16 Blatant Lies You Were Told, And Believed, Well Before You Turned 16
From Santa Clause... to the tooth fairy... here are a few lies many children including myself believed in.
Some of these are bound to make you cringe... some not so much.
1. Santa Clause was real and so were his elves but the elves were hideous
The elves were little creatures that looked more like Dobby from Hairy Potter than the one in Elf.
2. If you eat watermelon seeds, a watermelon will grow in your stomach.
I think every child at one point believed they could grow a watermelon in their belly.
3. Turning on the light in the car was illegal
Here come the parents screaming at their children because the light was going to make them wreck or the cops would pull them over.
4. If you swallow your gum, it will stay in your stomach forever
I would cry every time I swallowed gum.
5. Marshmallows are made out of pure animal fat
Thanks to my older brother who made me believe that the white fat off of steak and other meats is what marshmallows are made out of.
6. Sitting to close to the television will destroy your eyesight and you will become blind.
My parents still say this to my younger siblings.
7. If you chew tobacco your face will become distorted
Chewing tobacco can lead to mouth and jaw cancer and can distort your face however, your entire face doesn't turn upside down as I thought.
8. If you touch a toad, you will get warts
This is not true but make sure you wash your hands after touching toads.
9. Cracking your knuckles will give you arthritis
When I developed arthritis and my mom would tell me it will make it worse, I shrugged and kept doing it.
10. Stuffed animals and mannequins come to life when you aren’t looking
Imagine seeing headless mannequins running towards you in the middle of the night.

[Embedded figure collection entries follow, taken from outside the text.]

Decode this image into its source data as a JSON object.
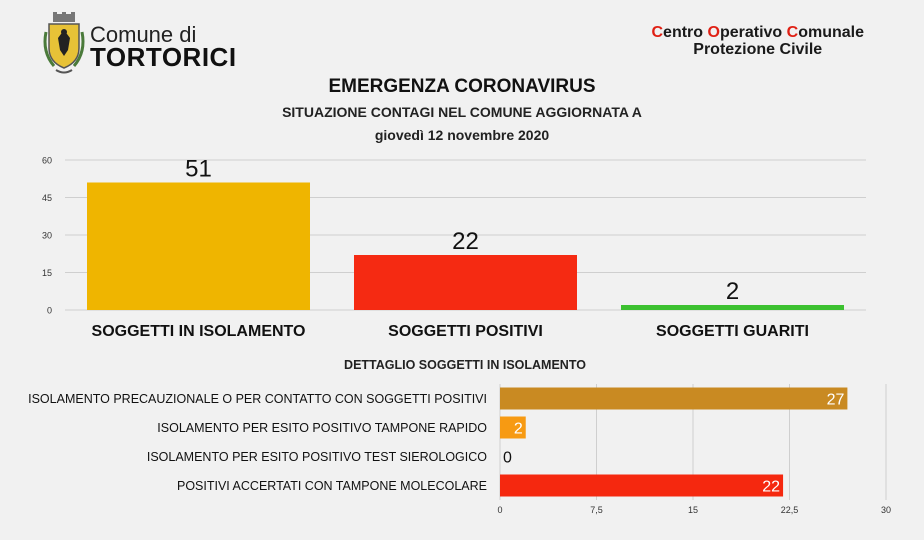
{
  "header": {
    "comune_small": "Comune di",
    "comune_big": "TORTORICI",
    "coc_parts": [
      {
        "text": "C",
        "red": true
      },
      {
        "text": "entro ",
        "red": false
      },
      {
        "text": "O",
        "red": true
      },
      {
        "text": "perativo ",
        "red": false
      },
      {
        "text": "C",
        "red": true
      },
      {
        "text": "omunale",
        "red": false
      }
    ],
    "coc_line2": "Protezione Civile",
    "title": "EMERGENZA CORONAVIRUS",
    "subtitle": "SITUAZIONE CONTAGI NEL COMUNE AGGIORNATA A",
    "date": "giovedì 12 novembre 2020"
  },
  "chart_data": [
    {
      "type": "bar",
      "orientation": "vertical",
      "categories": [
        "SOGGETTI IN ISOLAMENTO",
        "SOGGETTI POSITIVI",
        "SOGGETTI GUARITI"
      ],
      "values": [
        51,
        22,
        2
      ],
      "colors": [
        "#efb500",
        "#f52a12",
        "#3cc130"
      ],
      "yticks": [
        "0",
        "15",
        "30",
        "45",
        "60"
      ],
      "ylim": [
        0,
        60
      ],
      "grid": true
    },
    {
      "type": "bar",
      "orientation": "horizontal",
      "title": "DETTAGLIO SOGGETTI IN ISOLAMENTO",
      "categories": [
        "ISOLAMENTO PRECAUZIONALE O PER CONTATTO CON SOGGETTI POSITIVI",
        "ISOLAMENTO PER ESITO POSITIVO TAMPONE RAPIDO",
        "ISOLAMENTO PER ESITO POSITIVO TEST SIEROLOGICO",
        "POSITIVI ACCERTATI CON TAMPONE MOLECOLARE"
      ],
      "values": [
        27,
        2,
        0,
        22
      ],
      "colors": [
        "#c98a22",
        "#f79a12",
        "#999999",
        "#f5280f"
      ],
      "xticks": [
        "0",
        "7,5",
        "15",
        "22,5",
        "30"
      ],
      "xlim": [
        0,
        30
      ],
      "grid": true
    }
  ]
}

11. Step on a crack and you’ll break your mother’s back
Whenever I was mad at my mom, I would purposely step on the cracks.
12. If a guy is mean to you it means he likes you
Yeah stop teaching girls this.
13. The moon followed me everywhere I went so it was my friend
Talking to the moon made me feel loved and then I realized it had no cognitive function.

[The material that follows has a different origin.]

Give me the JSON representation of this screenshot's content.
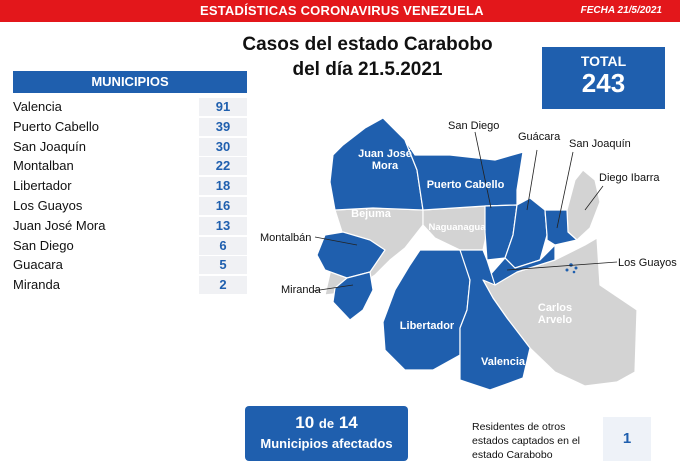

14. I would only catch a fish if I talked to the worm before putting in on a hook
Imagine watching a child talk to a worm
15. If you punched a woman’s breast it wouldn’t grow for three years
Looking back I think we said this as an excuse to punch out friends.
16. Alligators lived in the sewers
I mean in a lot of cartoons you see alligators in the sewers so it was safe to assume it was real.
What all lies did you believe in as a child?